Actually, the WAM has understated its case. The eye-popping exhibition that's opening in Worcester this Sunday, "Grant Wood: An American Master Revealed," reveals its subject to be a grandmaster who's a step ahead of public perception, and hipper than most of his critics. The exhibit is making its third and final stop here, having gone first to the Joslyn Art Museum in Omaha and the Davenport Museum of Art in Wood's native Iowa. Its appearance in Worcester is a major coup, probably the art event of the year.
Not convinced? Take a quick look at Wood's 1932 Daughters of Revolution (not in the show, unfortunately, but you can catch it in the video room). Three ladies can be seen framing a reproduction of Emanuel Leutze's Washington Crossing the Delaware, and a more unrevolutionary-looking lot you couldn't imagine: tight-mouthed, thin-lipped, with dull, vacant eyes and not a hint of intelligence. They're wearing granny dresses, and the one in the middle is holding a Blue Willow teacup in an affected manner, her ring finger conspicuously bare. Behind them Washington looms majestically, heroically; God help us, you think, if these really are the daughters of revolution.

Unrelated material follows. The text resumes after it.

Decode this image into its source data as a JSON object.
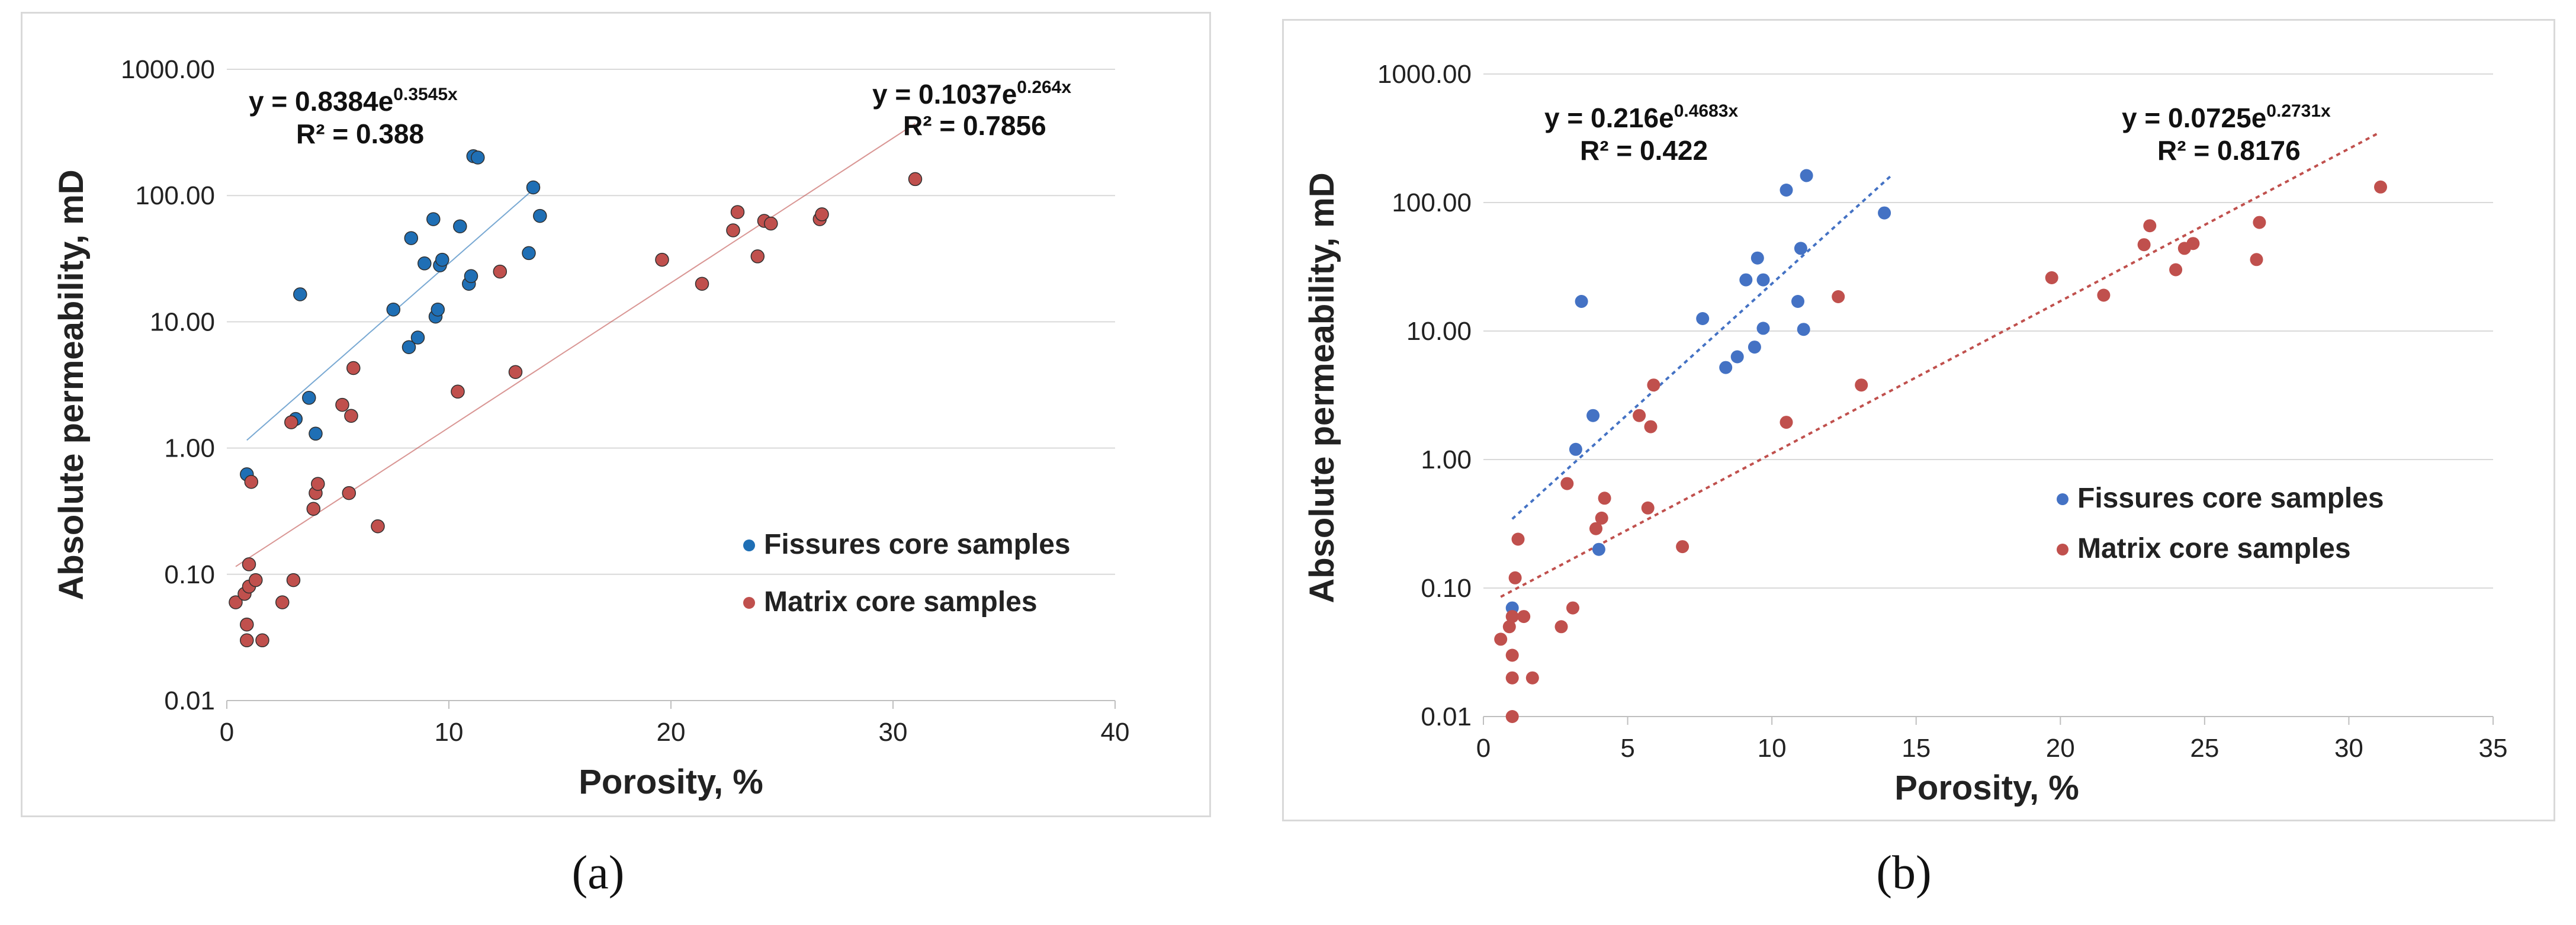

There's a story behind this painting. Five years earlier, in 1927, Wood had been commissioned by the city of Cedar Rapids to create a stained-glass window for the Veterans Memorial Coliseum. Unhappy with the quality of American-made glass, he went to Munich in 1928, where he found his needs met by the Emil Frei Company. The window was finished in 1920, but it was not dedicated till 1955, because the Daughters of the American Revolution contended that a German company should not have been allowed to fabricate a World War I memorial.
Daughters of Revolution is Wood's satiric response. (It can't have been lost on him that Leutze was born in Germany and painted his Washington in Düsseldorf.) And yet — with Grant Wood there's always an "and yet" — the ladies depicted with merciless realism, while behind them Washington and his troops parade in all their mythologized majesty. Insular and narrow-minded, these nevertheless are the daughters of the American Revolution.